Woo, an ITV-backed media brand aimed at becoming the “defining Gen Z media business”, has closed two years after launch.
The chief executive of Woo, which launched in April 2022, has suggested that his vision for creating a new type of financially sustainable media brand “never really stood a chance”.
Woo was billed as “an antidote to the toxic news cycle” offering “shows, editorial and products designed to make you feel good”. Its content categories were: wellness, culture, joy, fashion, beauty, sex and relationships, music, film and TV, travel, and fitness.
Its content appeared on its website at planetwoo.itv.com, on social media and on ITV Hub, the broadcaster’s on-demand platform which has rebranded to ITVX since Woo’s launch.
Its primary revenue sources were through its video content and its e-commerce marketplace, which sold products including clothing.
Woo was funded and owned by ITV through its Studio 55 investment arm as the broadcaster sought to support business ideas that it believed could help improve its reach with 16 to 35-year-olds.
At the time of the launch, CEO Stephen Mai told Press Gazette the media industry did not fully appreciate “the power of memes and the power of how actually these meme accounts have some of the biggest audiences in the media”.
Mai’s aim was to reach 45 million people in Woo’s first month, including through its content being hosted on the on-demand platform ITV Hub (now ITVX), and to hit 12 million website visits within a year and gain a social media following in the hundreds of millions.
After Woo’s closure, Mai wrote on Linkedin that it had peaked at one million website users per month and five million monthly video views, but said it did “reach hundreds of millions on social”.
Mai, formerly chief marketing officer at Ladbible Group, also wrote: “Building Woo has been one of the highlights of my career. We’ve achieved milestones I once thought impossible, launching an award-winning media brand and e-commerce platform against the backdrop of tough economic conditions and a shifting marketplace.
“We saw major e-commerce platforms shutter, the advertising and retail market face challenges not seen since the financial crises, perhaps my ambition to evolve the commercial model for a financially sustainable media brand never really stood a chance.
“Building a fast moving ambitious start up within a legacy media business was a nice challenge. Doing it post pandemic with the hiring crisis, covid interruptions and a shift in work place culture defiantly taught me some lessons. Making it happen on a a time frame of 6 months (media brand) and a year (marketplace) is wild on reflection.”

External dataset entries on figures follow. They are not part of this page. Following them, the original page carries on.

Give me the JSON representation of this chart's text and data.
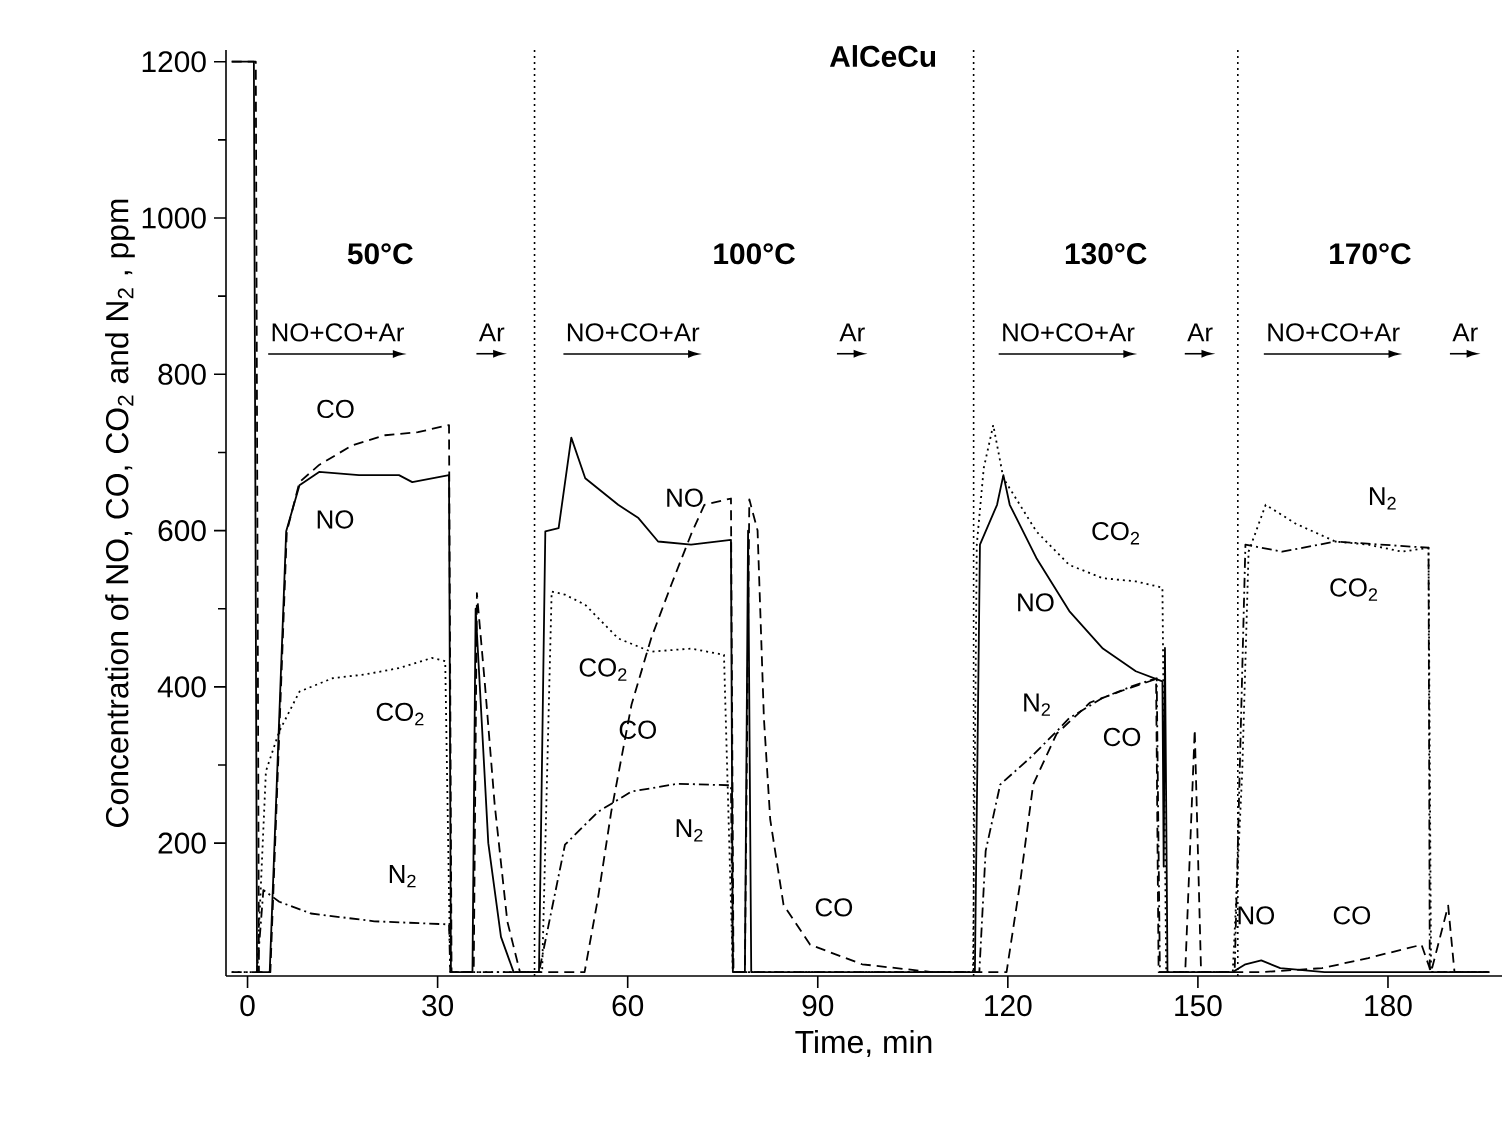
{
  "chart_data": {
    "type": "line",
    "title": "AlCeCu",
    "xlabel": "Time, min",
    "ylabel": "Concentration of  NO, CO, CO$_{2}$  and  N$_{2}$ , ppm",
    "xlim": [
      -3.4,
      198
    ],
    "xticks": [
      0,
      30,
      60,
      90,
      120,
      150,
      180
    ],
    "ylim": [
      30,
      1215
    ],
    "yticks": [
      200,
      400,
      600,
      800,
      1000,
      1200
    ],
    "series": [
      {
        "name": "NO",
        "color": "#000000",
        "line_style": "solid",
        "x": [
          -2.5,
          1.0,
          1.5,
          3.5,
          6.1,
          8.2,
          11.3,
          17.6,
          23.9,
          26.0,
          31.8,
          32.1,
          35.5,
          36.0,
          37.0,
          38.0,
          40.0,
          42.0,
          46.0,
          47.0,
          49.1,
          51.1,
          53.3,
          58.5,
          61.7,
          64.8,
          70.0,
          76.3,
          76.6,
          78.5,
          79.0,
          79.5,
          114.8,
          115.6,
          118.3,
          119.3,
          120.3,
          124.5,
          129.7,
          135.0,
          140.2,
          144.4,
          144.6,
          144.8,
          145.2,
          155.5,
          157.5,
          160.0,
          163.0,
          170.0,
          186.0,
          196.0
        ],
        "values": [
          1200,
          1200,
          35,
          35,
          599,
          658,
          675,
          671,
          671,
          662,
          671,
          35,
          35,
          500,
          350,
          200,
          80,
          35,
          35,
          599,
          603,
          719,
          667,
          633,
          616,
          586,
          582,
          588,
          35,
          35,
          600,
          35,
          35,
          582,
          633,
          671,
          633,
          565,
          497,
          449,
          420,
          407,
          170,
          450,
          35,
          35,
          45,
          50,
          40,
          35,
          35,
          35
        ]
      },
      {
        "name": "CO",
        "color": "#000000",
        "line_style": "dashed",
        "x": [
          -2.5,
          1.3,
          1.8,
          3.6,
          6.2,
          8.2,
          11.3,
          16.5,
          21.7,
          26.9,
          31.8,
          32.2,
          35.7,
          36.2,
          37.5,
          39.0,
          41.0,
          43.0,
          45.0,
          53.2,
          55.3,
          57.4,
          60.6,
          63.7,
          66.9,
          70.0,
          72.1,
          76.3,
          76.7,
          78.5,
          79.2,
          80.5,
          81.5,
          82.5,
          84.6,
          88.8,
          97.0,
          108.0,
          119.8,
          121.9,
          124.0,
          127.7,
          133.0,
          138.0,
          143.4,
          143.8,
          148.0,
          149.5,
          150.5,
          160.2,
          169.6,
          176.9,
          185.3,
          186.8,
          189.5,
          190.5,
          196.0
        ],
        "values": [
          1200,
          1200,
          35,
          35,
          599,
          662,
          684,
          709,
          722,
          726,
          735,
          35,
          35,
          520,
          400,
          250,
          100,
          35,
          35,
          35,
          129,
          240,
          377,
          462,
          531,
          595,
          633,
          641,
          35,
          35,
          640,
          600,
          360,
          230,
          121,
          70,
          45,
          35,
          35,
          147,
          275,
          340,
          380,
          395,
          410,
          35,
          35,
          345,
          35,
          35,
          40,
          53,
          70,
          35,
          120,
          35,
          35
        ]
      },
      {
        "name": "CO$_{2}$",
        "color": "#000000",
        "line_style": "dotted",
        "x": [
          -2.5,
          1.5,
          2.9,
          5.0,
          8.2,
          13.4,
          18.6,
          23.9,
          29.1,
          31.2,
          32.0,
          46.5,
          48.0,
          50.1,
          53.3,
          58.5,
          63.7,
          70.0,
          75.2,
          76.6,
          114.5,
          115.1,
          116.2,
          117.7,
          119.3,
          124.5,
          129.7,
          135.0,
          140.2,
          144.4,
          145.0,
          155.5,
          157.0,
          158.0,
          160.7,
          165.4,
          171.7,
          176.9,
          182.2,
          186.4,
          186.8,
          196.0
        ],
        "values": [
          35,
          35,
          292,
          343,
          394,
          411,
          416,
          424,
          437,
          433,
          35,
          35,
          522,
          518,
          505,
          462,
          445,
          449,
          441,
          35,
          35,
          582,
          680,
          735,
          667,
          599,
          556,
          539,
          535,
          527,
          35,
          35,
          292,
          573,
          633,
          609,
          586,
          582,
          573,
          578,
          35,
          35
        ]
      },
      {
        "name": "N$_{2}$",
        "color": "#000000",
        "line_style": "dashdot",
        "x": [
          -2.5,
          1.5,
          2.5,
          5.0,
          10.0,
          20.0,
          31.8,
          32.0,
          46.0,
          50.1,
          55.3,
          60.6,
          67.9,
          76.3,
          76.6,
          115.5,
          116.5,
          118.8,
          123.5,
          127.7,
          129.7,
          135.0,
          140.0,
          143.5,
          144.0,
          155.8,
          157.5,
          163.3,
          171.7,
          186.4,
          186.6,
          196.0
        ],
        "values": [
          35,
          35,
          140,
          125,
          110,
          100,
          96,
          35,
          35,
          198,
          240,
          266,
          276,
          274,
          35,
          35,
          190,
          275,
          309,
          343,
          360,
          386,
          402,
          411,
          35,
          35,
          582,
          573,
          586,
          578,
          35,
          35
        ]
      }
    ],
    "ref_lines": [
      {
        "axis": "x",
        "value": 45.3,
        "line_style": "dotted"
      },
      {
        "axis": "x",
        "value": 114.6,
        "line_style": "dotted"
      },
      {
        "axis": "x",
        "value": 156.3,
        "line_style": "dotted"
      }
    ],
    "annotations": [
      "50°C",
      "100°C",
      "130°C",
      "170°C",
      "NO+CO+Ar",
      "Ar",
      "NO+CO+Ar",
      "Ar",
      "NO+CO+Ar",
      "Ar",
      "NO+CO+Ar",
      "Ar"
    ]
  }
}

He added: “Media still needs to figure out how to work in landscape of creators and dwindling advertising revenues. I look forward to see how this space evolves.”

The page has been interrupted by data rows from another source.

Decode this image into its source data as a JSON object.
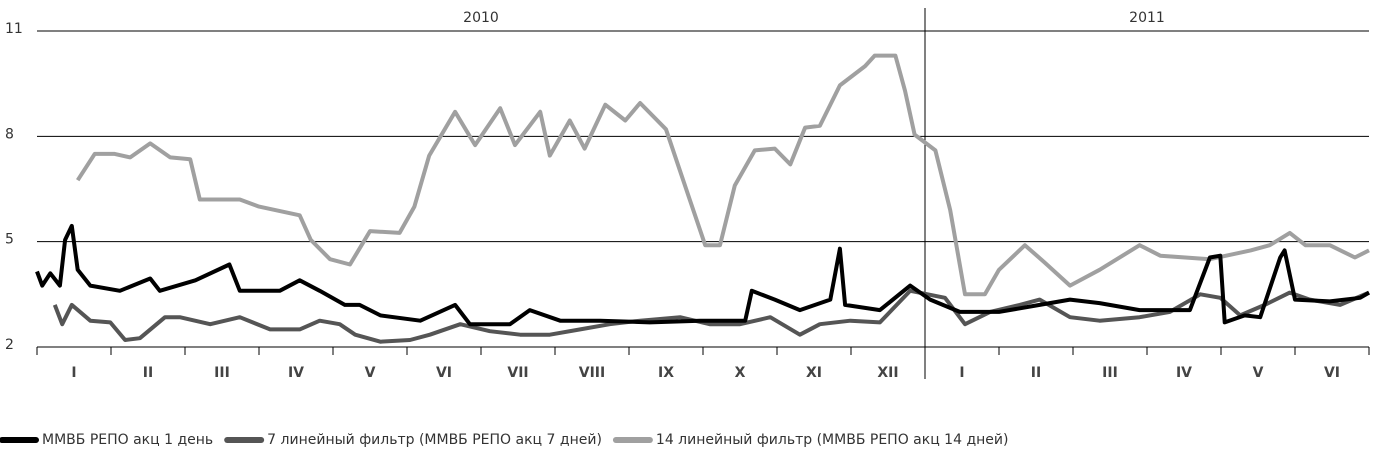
{
  "chart_data": {
    "type": "line",
    "periods": [
      {
        "label": "2010",
        "start": 0,
        "end": 12
      },
      {
        "label": "2011",
        "start": 12,
        "end": 18
      }
    ],
    "xlim": [
      0,
      18
    ],
    "xticks": [
      {
        "value": 0.5,
        "label": "I"
      },
      {
        "value": 1.5,
        "label": "II"
      },
      {
        "value": 2.5,
        "label": "III"
      },
      {
        "value": 3.5,
        "label": "IV"
      },
      {
        "value": 4.5,
        "label": "V"
      },
      {
        "value": 5.5,
        "label": "VI"
      },
      {
        "value": 6.5,
        "label": "VII"
      },
      {
        "value": 7.5,
        "label": "VIII"
      },
      {
        "value": 8.5,
        "label": "IX"
      },
      {
        "value": 9.5,
        "label": "X"
      },
      {
        "value": 10.5,
        "label": "XI"
      },
      {
        "value": 11.5,
        "label": "XII"
      },
      {
        "value": 12.5,
        "label": "I"
      },
      {
        "value": 13.5,
        "label": "II"
      },
      {
        "value": 14.5,
        "label": "III"
      },
      {
        "value": 15.5,
        "label": "IV"
      },
      {
        "value": 16.5,
        "label": "V"
      },
      {
        "value": 17.5,
        "label": "VI"
      }
    ],
    "xtick_marks": [
      0,
      1,
      2,
      3,
      4,
      5,
      6,
      7,
      8,
      9,
      10,
      11,
      12,
      13,
      14,
      15,
      16,
      17,
      18
    ],
    "ylim": [
      2,
      11
    ],
    "yticks": [
      2,
      5,
      8,
      11
    ],
    "grid": true,
    "series": [
      {
        "name": "ММВБ РЕПО акц 1 день",
        "color": "#000000",
        "x": [
          0,
          0.07,
          0.18,
          0.31,
          0.38,
          0.47,
          0.55,
          0.72,
          1.12,
          1.53,
          1.66,
          2.14,
          2.6,
          2.74,
          3.28,
          3.55,
          3.82,
          4.16,
          4.36,
          4.64,
          5.18,
          5.65,
          5.85,
          6.39,
          6.66,
          7.07,
          7.61,
          8.28,
          8.96,
          9.57,
          9.66,
          9.97,
          10.31,
          10.72,
          10.85,
          10.92,
          11.39,
          11.8,
          12.07,
          12.47,
          13.0,
          13.55,
          13.96,
          14.36,
          14.9,
          15.58,
          15.85,
          15.99,
          16.05,
          16.32,
          16.53,
          16.8,
          16.86,
          17.0,
          17.47,
          17.88,
          18.0
        ],
        "values": [
          4.15,
          3.75,
          4.1,
          3.75,
          5.05,
          5.45,
          4.2,
          3.75,
          3.6,
          3.95,
          3.6,
          3.9,
          4.35,
          3.6,
          3.6,
          3.9,
          3.6,
          3.2,
          3.2,
          2.9,
          2.75,
          3.2,
          2.65,
          2.65,
          3.05,
          2.75,
          2.75,
          2.7,
          2.75,
          2.75,
          3.6,
          3.35,
          3.05,
          3.35,
          4.8,
          3.2,
          3.05,
          3.75,
          3.35,
          3.0,
          3.0,
          3.2,
          3.35,
          3.25,
          3.05,
          3.05,
          4.55,
          4.6,
          2.7,
          2.9,
          2.85,
          4.55,
          4.75,
          3.35,
          3.3,
          3.4,
          3.55
        ]
      },
      {
        "name": "7 линейный фильтр (ММВБ РЕПО акц 7 дней)",
        "color": "#555555",
        "x": [
          0.24,
          0.34,
          0.47,
          0.72,
          0.99,
          1.19,
          1.39,
          1.73,
          1.93,
          2.34,
          2.74,
          3.15,
          3.55,
          3.82,
          4.09,
          4.3,
          4.64,
          5.04,
          5.31,
          5.72,
          6.12,
          6.53,
          6.93,
          7.34,
          7.74,
          8.15,
          8.69,
          9.09,
          9.5,
          9.91,
          10.31,
          10.58,
          10.99,
          11.39,
          11.8,
          12.27,
          12.54,
          12.88,
          13.28,
          13.55,
          13.96,
          14.36,
          14.9,
          15.31,
          15.72,
          15.99,
          16.26,
          16.59,
          16.93,
          17.2,
          17.61,
          18.0
        ],
        "values": [
          3.2,
          2.65,
          3.2,
          2.75,
          2.7,
          2.2,
          2.25,
          2.85,
          2.85,
          2.65,
          2.85,
          2.5,
          2.5,
          2.75,
          2.65,
          2.35,
          2.15,
          2.2,
          2.35,
          2.65,
          2.45,
          2.35,
          2.35,
          2.5,
          2.65,
          2.75,
          2.85,
          2.65,
          2.65,
          2.85,
          2.35,
          2.65,
          2.75,
          2.7,
          3.6,
          3.4,
          2.65,
          3.0,
          3.2,
          3.35,
          2.85,
          2.75,
          2.85,
          3.0,
          3.5,
          3.4,
          2.9,
          3.2,
          3.55,
          3.35,
          3.2,
          3.55
        ]
      },
      {
        "name": "14 линейный фильтр (ММВБ РЕПО акц 14 дней)",
        "color": "#a0a0a0",
        "x": [
          0.55,
          0.78,
          1.05,
          1.26,
          1.53,
          1.8,
          2.07,
          2.2,
          2.74,
          3.0,
          3.55,
          3.7,
          3.96,
          4.23,
          4.5,
          4.9,
          5.1,
          5.3,
          5.65,
          5.92,
          6.26,
          6.46,
          6.8,
          6.93,
          7.2,
          7.4,
          7.68,
          7.95,
          8.15,
          8.5,
          8.82,
          9.03,
          9.23,
          9.43,
          9.7,
          9.97,
          10.18,
          10.38,
          10.58,
          10.85,
          11.19,
          11.32,
          11.6,
          11.73,
          11.86,
          12.14,
          12.34,
          12.54,
          12.81,
          13.0,
          13.35,
          13.62,
          13.96,
          14.36,
          14.9,
          15.18,
          15.85,
          16.4,
          16.66,
          16.93,
          17.14,
          17.47,
          17.81,
          18.0
        ],
        "values": [
          6.75,
          7.5,
          7.5,
          7.4,
          7.8,
          7.4,
          7.35,
          6.2,
          6.2,
          6.0,
          5.75,
          5.05,
          4.5,
          4.35,
          5.3,
          5.25,
          6.0,
          7.45,
          8.7,
          7.75,
          8.8,
          7.75,
          8.7,
          7.45,
          8.45,
          7.65,
          8.9,
          8.45,
          8.95,
          8.2,
          6.2,
          4.9,
          4.9,
          6.6,
          7.6,
          7.65,
          7.2,
          8.25,
          8.3,
          9.45,
          10.0,
          10.3,
          10.3,
          9.3,
          8.05,
          7.6,
          5.9,
          3.5,
          3.5,
          4.2,
          4.9,
          4.4,
          3.75,
          4.2,
          4.9,
          4.6,
          4.5,
          4.75,
          4.9,
          5.25,
          4.9,
          4.9,
          4.55,
          4.75
        ]
      }
    ]
  }
}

A “masthead” page on the Woo website lists 33 employees, including a leadership team of five, at the time of the closure. The roles included one editorial assistant, four social staff, four in video, one in design and four in marketing as well as others in e-commerce and operations.
Earlier this year Woo won Best Use of Video at the Digiday Awards Europe, with praise for its use of storytelling “to create a movement built around feeling good”.
Digiday said: “Woo worked with unexpected cultural icons such as Halle Baile, Kathryn Newton and Avatar’s Jamie Flatters to build a new ‘wooness’ subculture that incorporates emotional and physical impact. The campaign generated 863 million impressions against a target of 250 million. It launched multiple award-winning original shows that subverted preconceived notions of wellbeing, including ‘No Wrong Answers,’ an internet talk show starring TikTok’s most fashionable influencers.” It was also a finalist in the Best Use of Social category.